Occorre infatti pensare ad almeno due livelli di protezione: il primo, più evidente, è la scelta di un controllo di accesso efficace attraverso la scelta di user-id e password che siano difficili da “indovinare” e dall’altro con l’implementazione di sistemi di Intrusion Detection efficaci. In ogni caso, i sistemi devono essere mantenuti efficienti e sotto controllo, con un continuo monitoraggio degli accessi e delle azioni svolte da chi opera sul sistema. La sempre maggior diffusione del controllo remoto e degli accessi esterni, da un lato semplifica le operazioni, riduce i costi ed aumenta l’efficienza globale dei sistemi, ma il rovescio della medaglia è che esistono porte aperte attraverso le quali un malintenzionato può “intrufolarsi” nel sistema e produrre danni, sia agli individui sia al sistema stesso.

Non passerà molto tempo che i nuovi pirati impareranno a penetrare i sistemi online di gestione dei conti correnti, ormai offerti da quasi tutte le banche.
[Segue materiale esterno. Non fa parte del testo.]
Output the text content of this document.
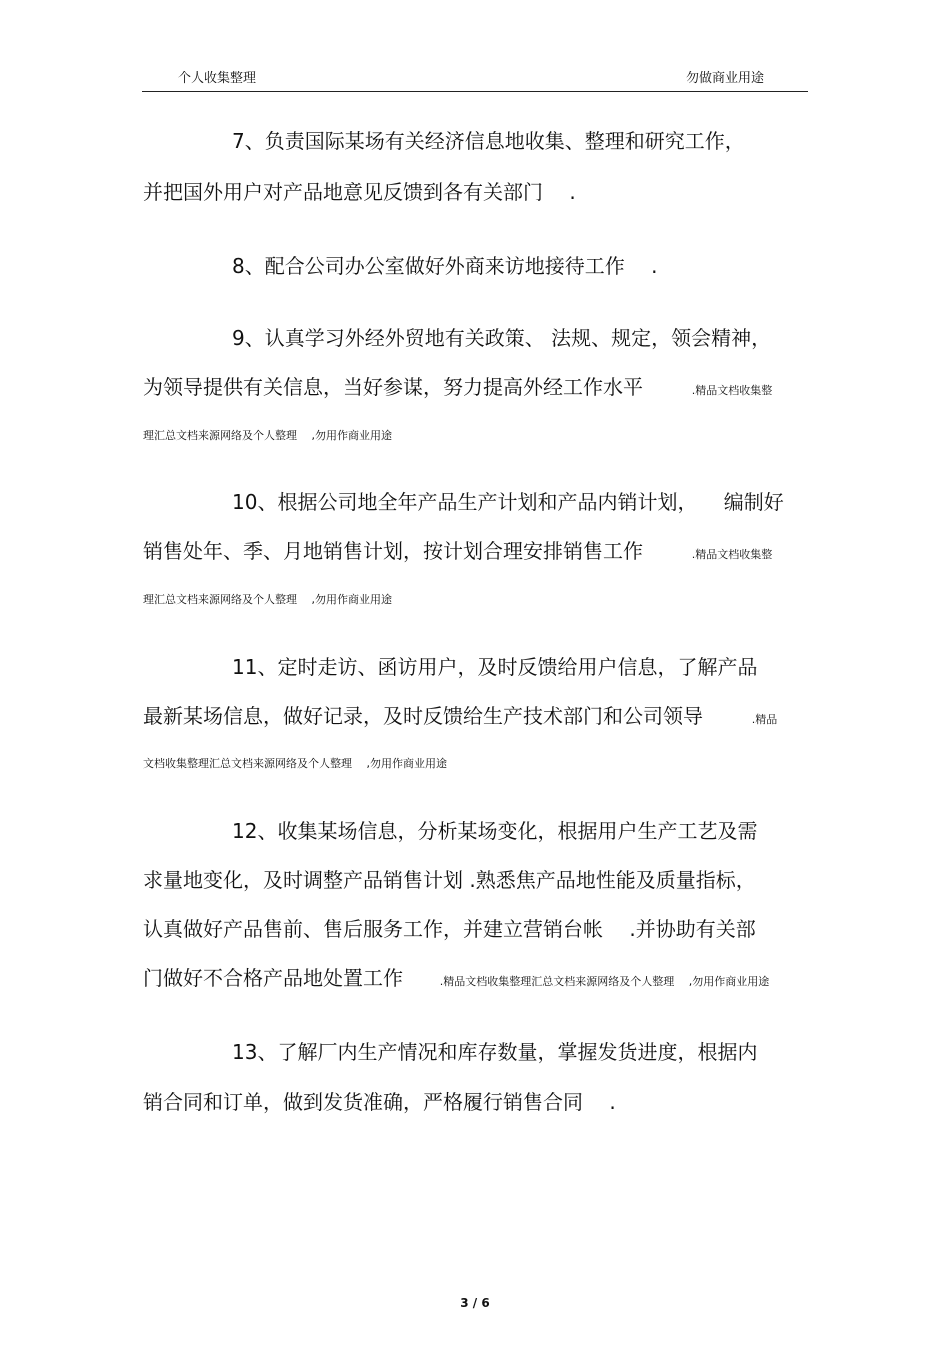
个人收集整理	勿做商业用途
7、负责国际某场有关经济信息地收集、整理和研究工作，
并把国外用户对产品地意见反馈到各有关部门 　.
8、配合公司办公室做好外商来访地接待工作 　.
9、认真学习外经外贸地有关政策、 法规、规定，领会精神，
为领导提供有关信息，当好参谋，努力提高外经工作水平	.精品文档收集整
理汇总文档来源网络及个人整理 　,勿用作商业用途
10、根据公司地全年产品生产计划和产品内销计划， 　编制好
销售处年、季、月地销售计划，按计划合理安排销售工作	.精品文档收集整
理汇总文档来源网络及个人整理 　,勿用作商业用途
11、定时走访、函访用户，及时反馈给用户信息，了解产品
最新某场信息，做好记录，及时反馈给生产技术部门和公司领导	.精品
文档收集整理汇总文档来源网络及个人整理 　,勿用作商业用途
12、收集某场信息，分析某场变化，根据用户生产工艺及需
求量地变化，及时调整产品销售计划 .熟悉焦产品地性能及质量指标，
认真做好产品售前、售后服务工作，并建立营销台帐 　.并协助有关部
门做好不合格产品地处置工作	.精品文档收集整理汇总文档来源网络及个人整理 　,勿用作商业用途
13、了解厂内生产情况和库存数量，掌握发货进度，根据内
销合同和订单，做到发货准确，严格履行销售合同 　.
3 / 6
Penetrare i sistemi Windows 2000 o NT è relativamente semplice, le informazioni sui “buchi” le diffonde la stessa Microsoft, i sistemi Unix sono certo più complessi, ma, paradossalmente, la grande diffusione di Linux e l’ampia disponibilità di codice sorgente permette anche a persone poco preparate di pianificare e realizzare un attacco verso questi sistemi. La nostra sicurezza in rete dipende quindi, in maniera assoluta, dalla capacità degli amministratori dei sistemi di attuare le dovute contromisure.